Collaboration is crucial to all aspects of my work. In the CHPR we work as a team with each member bringing a slightly different set of skills and experience to each project. We also recognise that we are a small team and health promotion is a broad discipline that overlaps with many different disciplines, so we collaborate frequently with academic and non-academic partners who are experts in different disciplines or methodologies. For example, we’ve worked with information specialists and health economists from the universities of Leeds, York and Exeter on cost-effectiveness reviews to complement our own systematic reviews of effectiveness. One of my most significant recent collaborations was with the University of Liverpool (public mental health) and Locality (a non-academic third sector organisation) in the Communities of Place evidence programme for the What Works Centre for Wellbeing. We’re also committed to working with community organisations and people themselves, recognising them as experts by experience who can help us to strengthen the evidence base in this area, and we often use participatory research methods to do this. CHPR colleagues Prof Jane South and Susan Coan set up CommUNIty, our community campus partnership, one of the first in the country.
What achievements in this area have you been most proud of while working in the School of Health?

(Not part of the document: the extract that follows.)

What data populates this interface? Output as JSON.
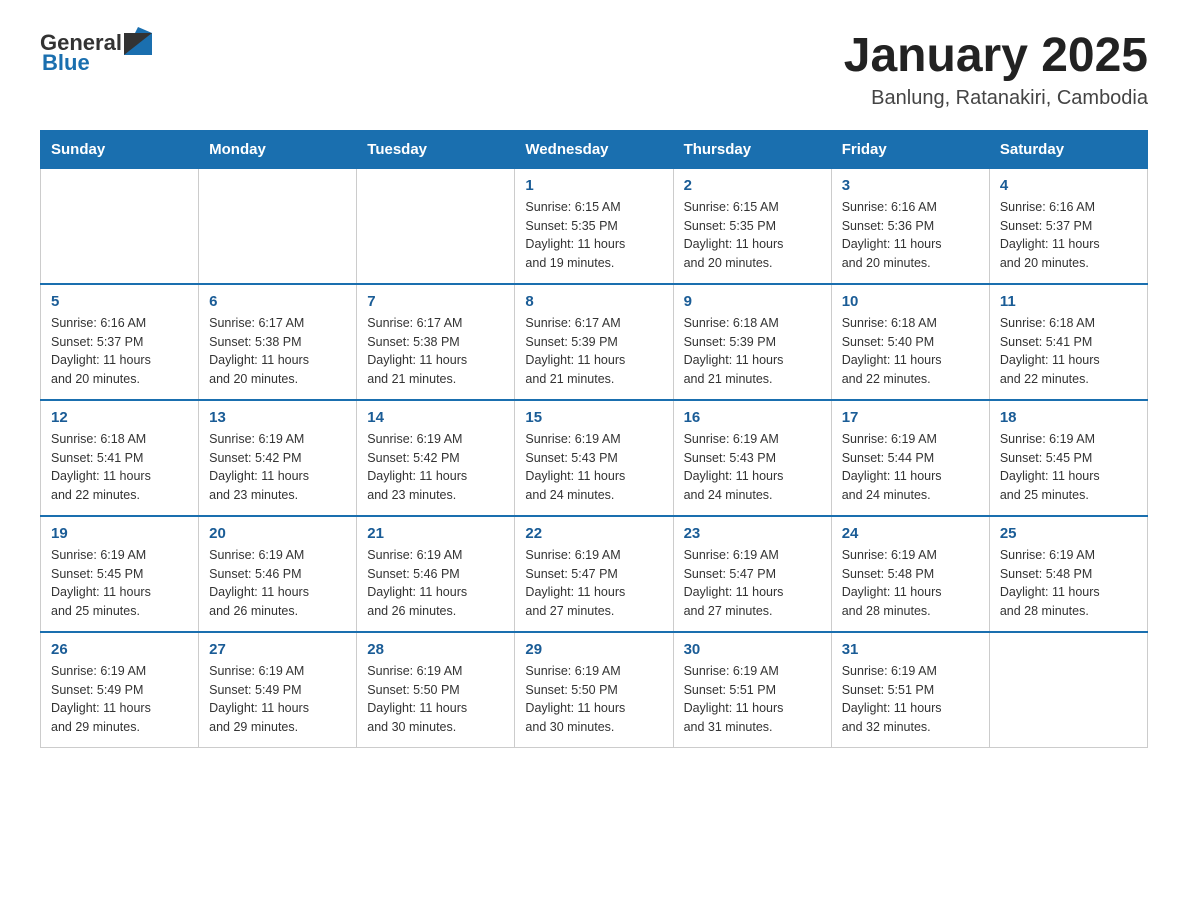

I’m most proud of the contribution that my research has made to public health policy and debates in the UK and internationally. For example, our systematic mapping review and case studies contributed to the 2016 update of the NICE guidance on community engagement for reducing health inequalities. Our systematic review of reviews on community-centred approaches to health underpinned the Public Health England Guide to Community-Centred Approaches to Health and Wellbeing. Our systematic review on community places and spaces to boost social relations is one of the most downloaded items from the What Works Centre for Wellbeing website. I’ve been invited to contribute to cross-European panels on healthy city design and, most recently, to a round table on joint decision-making for Healthy North Belfast. But I’m at my happiest when I’m in a room with community members (a.k.a. people!) and they’re telling me about what they have done and are planning to do to improve things in their community, and their own health and wellbeing.
When they tell me that our research can help them with that work, nothing could make me prouder.
Anne-Marie Bagnall is Professor of Health & Wellbeing Evidence and Director of the Centre for Health Promotion Research at Leeds Beckett University. Her research aims to improve people's health and wellbeing and reduce health inequalities.